Court Opinion

ID: 9430944
Source: CourtListenerOpinion
Date Created: 2023-08-02 23:30:57.602436+00
Date Added: 2024-06-11T17:23:26.386482
License: Public Domain

Justice Scalia,
with whom Justice Stevens joins, concurring in part and dissenting in part.
I join the Court’s disposition, and Parts I and II of its opinion. I do not join Part III because in my view the right to trial by jury on whether a civil penalty of unspecified amount is assessable also involves a right to trial by jury on what the amount should be. The fact that the Legislature could elect to fix the amount of penalty has nothing to do with whether, if it chooses not to do so, that element comes within the jury-trial guarantee. Congress could, I suppose, create a private cause of action by one individual against another for a fixed amount of damages, but it surely does not follow that if it creates such a cause of action without prescribing the amount of damages, that issue could be taken from the jury.

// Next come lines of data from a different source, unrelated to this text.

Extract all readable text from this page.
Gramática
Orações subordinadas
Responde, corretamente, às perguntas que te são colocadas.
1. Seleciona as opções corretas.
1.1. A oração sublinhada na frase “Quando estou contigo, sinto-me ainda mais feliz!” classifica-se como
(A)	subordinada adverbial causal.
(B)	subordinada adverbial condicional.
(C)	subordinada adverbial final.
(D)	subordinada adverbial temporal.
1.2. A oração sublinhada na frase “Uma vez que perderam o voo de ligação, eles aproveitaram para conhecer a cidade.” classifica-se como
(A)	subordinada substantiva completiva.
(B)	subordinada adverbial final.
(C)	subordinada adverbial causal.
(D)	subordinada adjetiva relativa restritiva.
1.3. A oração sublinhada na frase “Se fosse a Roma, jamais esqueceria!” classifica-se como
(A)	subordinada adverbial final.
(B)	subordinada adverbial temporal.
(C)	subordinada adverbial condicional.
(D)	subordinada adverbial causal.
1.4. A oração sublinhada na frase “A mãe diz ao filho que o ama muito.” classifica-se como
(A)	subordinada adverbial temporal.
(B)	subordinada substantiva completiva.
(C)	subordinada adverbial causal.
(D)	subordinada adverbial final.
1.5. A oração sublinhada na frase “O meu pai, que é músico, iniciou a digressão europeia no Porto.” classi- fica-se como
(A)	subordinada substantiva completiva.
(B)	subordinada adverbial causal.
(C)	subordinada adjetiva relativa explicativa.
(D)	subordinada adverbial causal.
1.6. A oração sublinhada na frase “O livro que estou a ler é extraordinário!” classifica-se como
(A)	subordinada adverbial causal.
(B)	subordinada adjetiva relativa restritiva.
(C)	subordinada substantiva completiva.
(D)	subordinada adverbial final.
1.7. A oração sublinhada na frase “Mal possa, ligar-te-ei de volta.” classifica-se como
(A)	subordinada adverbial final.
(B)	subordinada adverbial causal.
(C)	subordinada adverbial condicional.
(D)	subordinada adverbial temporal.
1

*428While purporting to base its determination (quite correctly) upon historical practice, the Court creates a form of civil adjudication I have never encountered. I can recall no precedent for judgment of civil liability by jury but assessment of amount by the court. Even punitive damages are assessed by the jury when liability is determined in that fashion. One is of course tempted to make an exception in a case like this, where the Government is imposing a noncompen-satory remedy to enforce direct exercise of its regulatory authority, because there comes immediately to mind the role of the sentencing judge in a criminal proceeding. If criminal trials are to be the model, however, determination of liability by the jury should be on a standard of proof requiring guilt beyond a reasonable doubt. Having chosen to proceed in civil fashion, -with the advantages which that mode entails, it seems to me the Government must take the bitter with the sweet. Since, as the Court correctly reasons, the proper analogue to a civil-fine action is the common-law action for debt, the Government need only prove liability by a preponderance of the evidence; but must, as in any action for debt, accept the amount of award determined not by its own officials but by 12 private citizens. If that tends to discourage the Government from proceeding in this fashion, I doubt that the Founding Fathers would be upset.
I would reverse and remand for jury determination of both issues.